Il a toutefois rappelé avec effroi qu’au cours des 15 derniers mois, des enfants ont été tués, affamés ou sont morts de froid. Ils ont été mutilés, rendus orphelins ou séparés de leurs familles. Selon des estimations, plus de 17 000 enfants sont séparés de leurs familles à Gaza. Certains sont morts avant leur premier souffle, périssant en même temps que leur mère lors de l’accouchement. Quelque 150 000 femmes enceintes et jeunes mères ont un besoin désespéré de services de santé, a encore décrit M. Fletcher.
De plus, les enfants ont perdu leurs écoles et leur système d’éducation. Ils souffrent de maladies chroniques et ils sont nombreux à avoir subi des violences sexuelles. Les filles, confrontées à l’absence de soins menstruels, ont été laissées à leur sort. Selon le Fonds des Nations Unies pour l’enfance (UNICEF), un million d’enfants ont besoin d’un soutien en santé mentale et d’une aide psychosociale pour traiter des dépressions, de l’anxiété et des pensées suicidaires. C’est dans ce contexte d’horreur et dans le cadre du cessez-le-feu que l’ONU et ses partenaires ont pu intensifier leurs réponses à travers la bande de Gaza, a poursuivi le haut responsable en se félicitant de l’accès humanitaire sûr et sans entrave, de l’absence d’hostilités et de la quasi-disparition des pillages.
Il a appelé à un soutien collectif pour maintenir un afflux élevé d’aide humanitaire à Gaza, où plus de 2 millions de personnes en dépendent. En outre, M. Fletcher a demandé de garder à l’esprit la situation en Cisjordanie qui enregistre depuis octobre 2023 des niveaux records de victimes, de déplacements et de restrictions d’accès humanitaire. Ces tendances se sont malheureusement intensifiées depuis l’annonce du cessez-le-feu, a-t-il signalé en parlant d’attaques de villages palestiniens par des colons qui incendient maisons et biens. Les restrictions de mouvement accrues entravent de plus l’accès des Palestiniens aux services de base et à leurs moyens de subsistance. Le Secrétaire général adjoint a aussi alerté sur des détentions en masse dans toute la Cisjordanie. Il a dit être préoccupé par la situation à Jénine où une opération militaire israélienne a entraîné des pertes humaines et d’importantes destructions d’infrastructures.

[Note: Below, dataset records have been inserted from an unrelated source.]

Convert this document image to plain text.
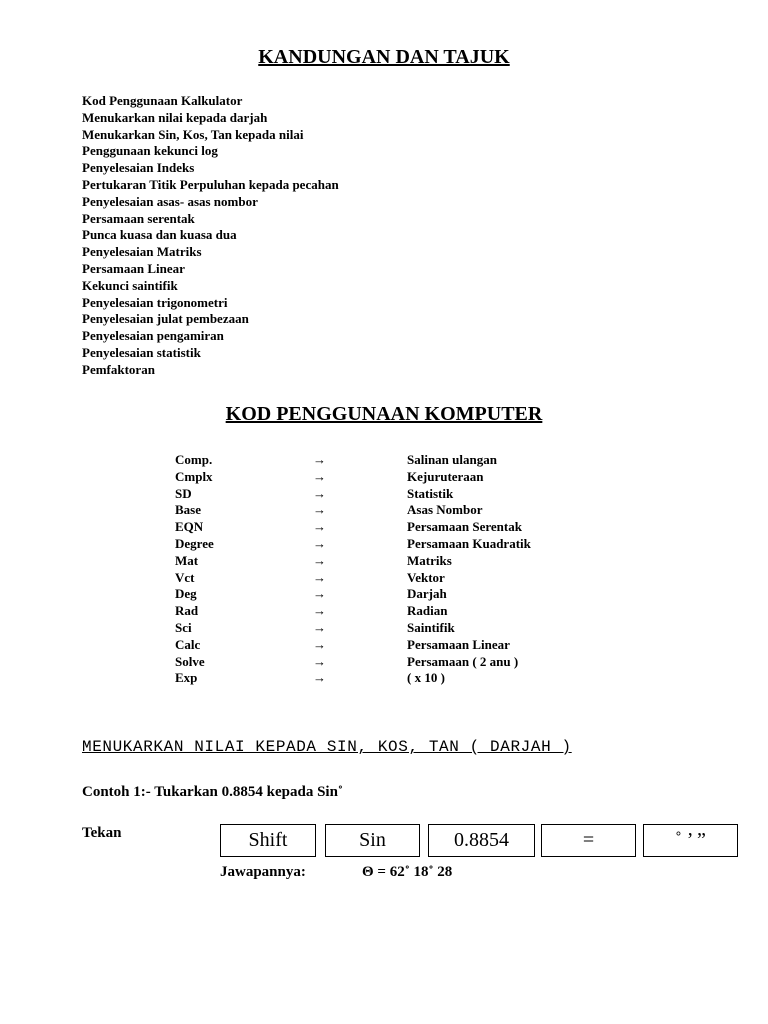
KANDUNGAN DAN TAJUK
Kod Penggunaan Kalkulator
Menukarkan nilai kepada darjah
Menukarkan Sin, Kos, Tan kepada nilai
Penggunaan kekunci log
Penyelesaian Indeks
Pertukaran Titik Perpuluhan kepada pecahan
Penyelesaian asas- asas nombor
Persamaan serentak
Punca kuasa dan kuasa dua
Penyelesaian Matriks
Persamaan Linear
Kekunci saintifik
Penyelesaian trigonometri
Penyelesaian julat pembezaan
Penyelesaian pengamiran
Penyelesaian statistik
Pemfaktoran
KOD PENGGUNAAN KOMPUTER
Comp.	→	Salinan ulangan
Cmplx	→	Kejuruteraan
SD	→	Statistik
Base	→	Asas Nombor
EQN	→	Persamaan Serentak
Degree	→	Persamaan Kuadratik
Mat	→	Matriks
Vct	→	Vektor
Deg	→	Darjah
Rad	→	Radian
Sci	→	Saintifik
Calc	→	Persamaan Linear
Solve	→	Persamaan ( 2 anu )
Exp	→	( x 10 )
MENUKARKAN NILAI KEPADA SIN, KOS, TAN ( DARJAH )
Contoh 1:- Tukarkan 0.8854 kepada Sin˚
Tekan	Shift	Sin	0.8854	=	˚ ’ ”
Jawapannya:	Θ = 62˚ 18˚ 28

Avant de conclure, M. Fletcher a fait trois demandes, en premier de maintenir le cessez-le-feu coûte que coûte. Ensuite, de veiller au respect du droit international dans l’ensemble du Territoire palestinien occupé. Enfin, de répondre à l’appel humanitaire éclair de 4,07 milliards de dollars pour 2025. « Les enfants de Gaza ne sont pas des dommages collatéraux. Ils méritent, comme tous les enfants du monde, sécurité, éducation et espoir. Nous devons être présents pour eux », a encore exhorté le Coordonnateur des secoures d’urgence.
Mme BISAN NATEEL, membre de l’ONG Tamer Institute for Community Education, a indiqué que son organisation travaille auprès des enfants de Gaza à des fins récréatives. Tous les lieux à Gaza sont devenus invivables, a-t-elle témoigné. « La guerre a changé la vie à Gaza. » Les enfants de l’enclave avaient des rêves simples, ils voulaient se nourrir, s’amuser, aller à l’école, a expliqué l’intervenante. Ils ne pouvaient rien comprendre à la menace existentielle qui pesaient sur eux. Ils n’ont pas pu trouver les mots pour décrire ce qu’ils ont vu lorsqu’ils sont parvenus en zone sûre, a expliqué Mme Nateel.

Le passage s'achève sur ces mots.